Une année après le centenaire de la première guerre mondiale, le Musée des troupes de montagne de Grenoble honore un poilu, à travers une exposition qui dure jusqu’au 30 avril 2019 : « Albert Roche : un héros oublié ».
« Mais qui est exactement Albert Roche pour que nous lui consacrions une exposition ? », a fait mine d’interroger le général Pierre-Joseph Givre, commandant de la 27e brigade d’infanterie de montagne, lors de l’inauguration, le 22 février dernier. « C’est un chasseur du 27e Bataillon de chasseurs alpins, issu de nos rangs. Nous avons à faire à un véritable héros, un homme exemplaire dont les hauts-faits méritent d’être portés à la connaissance du plus grand nombre. »
Humble, toujours volontaire, courageux
« Son histoire est porteuse de sens et d’espoir pour chacun », a souligné le général. Car « rien au départ ne prédestin[ait] Albert Roche à devenir un héros. » Ses premières expériences dans l’armée en 1914 sont décevantes. Initialement rejeté par le conseil de révision, jugé « trop chétif », il tente sa chance au 30e Bataillon de chasseurs et échoue.
C’est finalement au 27e Bataillon de chasseurs alpins (BCA) qu’il réussit à faire ses preuves. « Il y sauve son capitaine blessé en le ramenant dans les lignes amies. Il se retrouve six heures sous le feu ennemi à tirer son capitaine. Il s’endort, épuisé, dans un trou de guetteurs, où il est réveillé par une patrouille qui le prend pour un déserteur. Alors qu’il doit être fusillé sous vingt-quatre heures, son capitaine sort miraculeusement du coma et vient le disculper », relate Pierre-Joseph Givre. Un exploit parmi bien d’autres.
Blessé neuf fois, Albert Roche a fait, à lui seul, 1 180 prisonniers allemands pendant la première guerre mondiale. Il est le soldat le plus décoré de France, officier de la Légion d’honneur. « Humble, toujours volontaire, courageux », ainsi le décrit le général Givre.
C’était aussi un homme « frêle, supportant difficilement l’autorité et la discipline. Finalement comme pas mal de jeunes aujourd’hui, rien de nouveau… Lui, il n’a pas fait Saint-Cyr, ni Polytechnique ou l’Ena. C’est un paysan. Et pourtant, les circonstances de la guerre ont révélé un homme exceptionnel, admirable. »
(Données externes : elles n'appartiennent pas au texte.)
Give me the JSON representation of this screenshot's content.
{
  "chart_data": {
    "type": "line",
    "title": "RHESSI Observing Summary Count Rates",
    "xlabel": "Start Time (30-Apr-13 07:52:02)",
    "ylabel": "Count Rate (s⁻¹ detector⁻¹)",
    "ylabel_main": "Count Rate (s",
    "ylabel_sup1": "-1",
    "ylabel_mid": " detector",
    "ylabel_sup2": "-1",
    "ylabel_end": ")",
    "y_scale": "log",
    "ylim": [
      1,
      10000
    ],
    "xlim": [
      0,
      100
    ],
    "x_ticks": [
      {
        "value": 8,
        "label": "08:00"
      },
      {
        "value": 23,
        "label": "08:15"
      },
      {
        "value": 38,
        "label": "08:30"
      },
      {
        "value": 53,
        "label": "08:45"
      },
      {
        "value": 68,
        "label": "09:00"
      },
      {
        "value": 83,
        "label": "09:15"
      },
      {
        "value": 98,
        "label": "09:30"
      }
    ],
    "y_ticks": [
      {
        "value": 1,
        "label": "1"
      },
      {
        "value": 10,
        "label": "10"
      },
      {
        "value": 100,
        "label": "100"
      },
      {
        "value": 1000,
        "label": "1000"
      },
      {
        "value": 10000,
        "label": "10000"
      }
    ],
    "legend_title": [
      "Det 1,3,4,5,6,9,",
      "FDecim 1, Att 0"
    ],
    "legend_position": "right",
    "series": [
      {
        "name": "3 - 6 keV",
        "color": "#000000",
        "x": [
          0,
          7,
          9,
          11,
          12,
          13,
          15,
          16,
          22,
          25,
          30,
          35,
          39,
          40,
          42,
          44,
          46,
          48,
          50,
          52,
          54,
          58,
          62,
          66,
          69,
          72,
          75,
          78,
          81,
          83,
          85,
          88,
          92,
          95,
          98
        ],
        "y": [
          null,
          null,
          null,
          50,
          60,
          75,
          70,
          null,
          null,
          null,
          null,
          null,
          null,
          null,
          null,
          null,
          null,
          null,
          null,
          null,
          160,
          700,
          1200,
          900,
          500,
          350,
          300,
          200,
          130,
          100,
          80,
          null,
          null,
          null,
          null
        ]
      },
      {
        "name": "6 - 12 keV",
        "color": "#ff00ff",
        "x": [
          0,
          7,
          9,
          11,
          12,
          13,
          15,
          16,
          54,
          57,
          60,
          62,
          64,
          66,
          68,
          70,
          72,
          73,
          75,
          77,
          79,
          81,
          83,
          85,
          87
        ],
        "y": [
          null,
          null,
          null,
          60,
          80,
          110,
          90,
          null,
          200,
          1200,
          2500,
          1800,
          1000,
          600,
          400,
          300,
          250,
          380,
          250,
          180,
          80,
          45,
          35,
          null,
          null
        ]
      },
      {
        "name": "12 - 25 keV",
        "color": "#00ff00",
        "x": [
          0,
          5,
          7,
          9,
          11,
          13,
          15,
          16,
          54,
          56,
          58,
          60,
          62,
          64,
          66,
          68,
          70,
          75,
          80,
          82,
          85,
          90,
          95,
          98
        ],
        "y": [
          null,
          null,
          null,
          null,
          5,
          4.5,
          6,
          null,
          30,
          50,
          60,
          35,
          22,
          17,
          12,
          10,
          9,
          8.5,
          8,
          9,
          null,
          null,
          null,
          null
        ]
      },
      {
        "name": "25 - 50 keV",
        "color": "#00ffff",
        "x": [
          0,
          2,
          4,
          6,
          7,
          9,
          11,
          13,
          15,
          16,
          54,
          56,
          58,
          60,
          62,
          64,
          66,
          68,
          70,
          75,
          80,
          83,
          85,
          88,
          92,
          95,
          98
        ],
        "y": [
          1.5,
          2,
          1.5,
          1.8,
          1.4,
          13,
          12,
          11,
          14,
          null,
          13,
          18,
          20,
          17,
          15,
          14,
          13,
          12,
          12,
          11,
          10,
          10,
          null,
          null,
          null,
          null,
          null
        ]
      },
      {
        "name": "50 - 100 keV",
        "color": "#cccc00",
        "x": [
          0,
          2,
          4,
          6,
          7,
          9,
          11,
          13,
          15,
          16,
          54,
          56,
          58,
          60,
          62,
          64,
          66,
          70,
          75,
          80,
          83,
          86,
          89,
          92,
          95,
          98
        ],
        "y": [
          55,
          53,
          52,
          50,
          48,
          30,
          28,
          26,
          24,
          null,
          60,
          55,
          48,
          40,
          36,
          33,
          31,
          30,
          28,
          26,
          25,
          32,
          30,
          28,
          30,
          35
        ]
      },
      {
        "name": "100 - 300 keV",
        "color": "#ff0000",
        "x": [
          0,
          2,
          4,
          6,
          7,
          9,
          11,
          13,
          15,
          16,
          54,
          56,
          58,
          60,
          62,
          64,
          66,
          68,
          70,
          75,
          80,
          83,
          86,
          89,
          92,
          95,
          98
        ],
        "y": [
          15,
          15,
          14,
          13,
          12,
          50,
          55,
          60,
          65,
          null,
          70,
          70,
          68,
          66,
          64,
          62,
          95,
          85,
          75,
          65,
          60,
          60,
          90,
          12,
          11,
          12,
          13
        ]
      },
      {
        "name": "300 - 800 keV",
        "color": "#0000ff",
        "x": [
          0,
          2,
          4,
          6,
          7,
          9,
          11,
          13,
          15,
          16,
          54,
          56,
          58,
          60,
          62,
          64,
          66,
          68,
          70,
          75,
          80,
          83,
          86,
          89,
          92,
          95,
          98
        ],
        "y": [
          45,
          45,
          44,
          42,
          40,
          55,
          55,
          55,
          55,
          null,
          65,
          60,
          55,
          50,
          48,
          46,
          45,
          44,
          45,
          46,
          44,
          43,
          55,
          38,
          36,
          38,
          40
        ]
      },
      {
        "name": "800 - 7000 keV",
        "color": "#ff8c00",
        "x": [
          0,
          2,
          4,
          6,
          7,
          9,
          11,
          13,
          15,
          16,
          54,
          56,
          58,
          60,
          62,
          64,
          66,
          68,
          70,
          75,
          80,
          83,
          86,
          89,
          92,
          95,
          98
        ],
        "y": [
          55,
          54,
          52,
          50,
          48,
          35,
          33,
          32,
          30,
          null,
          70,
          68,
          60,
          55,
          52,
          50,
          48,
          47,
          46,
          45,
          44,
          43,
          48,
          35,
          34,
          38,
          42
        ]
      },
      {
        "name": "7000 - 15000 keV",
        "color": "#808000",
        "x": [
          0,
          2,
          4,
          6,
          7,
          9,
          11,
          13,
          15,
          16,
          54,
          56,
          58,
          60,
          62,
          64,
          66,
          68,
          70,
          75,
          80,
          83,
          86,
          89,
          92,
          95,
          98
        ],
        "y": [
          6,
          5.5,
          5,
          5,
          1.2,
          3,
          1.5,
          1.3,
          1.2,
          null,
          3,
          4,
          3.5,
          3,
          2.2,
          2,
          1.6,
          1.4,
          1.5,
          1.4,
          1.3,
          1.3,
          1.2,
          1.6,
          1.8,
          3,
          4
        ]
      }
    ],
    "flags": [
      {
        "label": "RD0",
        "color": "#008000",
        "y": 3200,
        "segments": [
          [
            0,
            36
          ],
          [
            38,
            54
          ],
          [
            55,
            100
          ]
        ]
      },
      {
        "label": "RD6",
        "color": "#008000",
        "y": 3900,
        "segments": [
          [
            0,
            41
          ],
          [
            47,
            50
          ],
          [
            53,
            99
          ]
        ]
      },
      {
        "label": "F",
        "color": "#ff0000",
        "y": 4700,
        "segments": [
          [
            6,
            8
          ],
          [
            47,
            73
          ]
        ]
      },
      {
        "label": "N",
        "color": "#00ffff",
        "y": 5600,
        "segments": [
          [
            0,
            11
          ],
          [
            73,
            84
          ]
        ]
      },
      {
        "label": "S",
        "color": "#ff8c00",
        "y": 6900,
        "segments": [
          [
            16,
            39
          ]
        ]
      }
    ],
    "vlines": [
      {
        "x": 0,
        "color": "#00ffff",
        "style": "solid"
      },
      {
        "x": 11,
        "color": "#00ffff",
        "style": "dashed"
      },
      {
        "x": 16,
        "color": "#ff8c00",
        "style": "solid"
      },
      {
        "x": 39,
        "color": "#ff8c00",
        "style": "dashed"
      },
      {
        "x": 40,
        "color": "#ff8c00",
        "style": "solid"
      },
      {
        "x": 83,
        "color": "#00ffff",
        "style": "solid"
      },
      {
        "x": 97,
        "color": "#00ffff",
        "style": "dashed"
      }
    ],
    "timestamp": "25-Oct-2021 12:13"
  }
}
Malgré le grand nombre de prisonniers qu’il a faits, « il n’a jamais haï l’Allemand. Il a fait la guerre, il a fait son devoir et il l’a fait avec modestie et courage », tient à préciser la commandant Aude Piernas, conservatrice du musée, qui a également loué les exploits et qualités du « premier soldat de France ».
« Il ne faut jamais se fier aux apparences »
« La guerre est inhumaine par nature, mais elle a aussi permis de révéler des qualités humaines extraordinaires chez un homme que rien, en vertu des normes de l’époque, ne prédestinait à un tel destin », souligne Pierre-Joseph Givre. « Si nous devions finalement ne retenir qu’une chose de cet homme au destin hors norme, c’est qu’il ne faut jamais se fier aux apparences ni aux préjugés. »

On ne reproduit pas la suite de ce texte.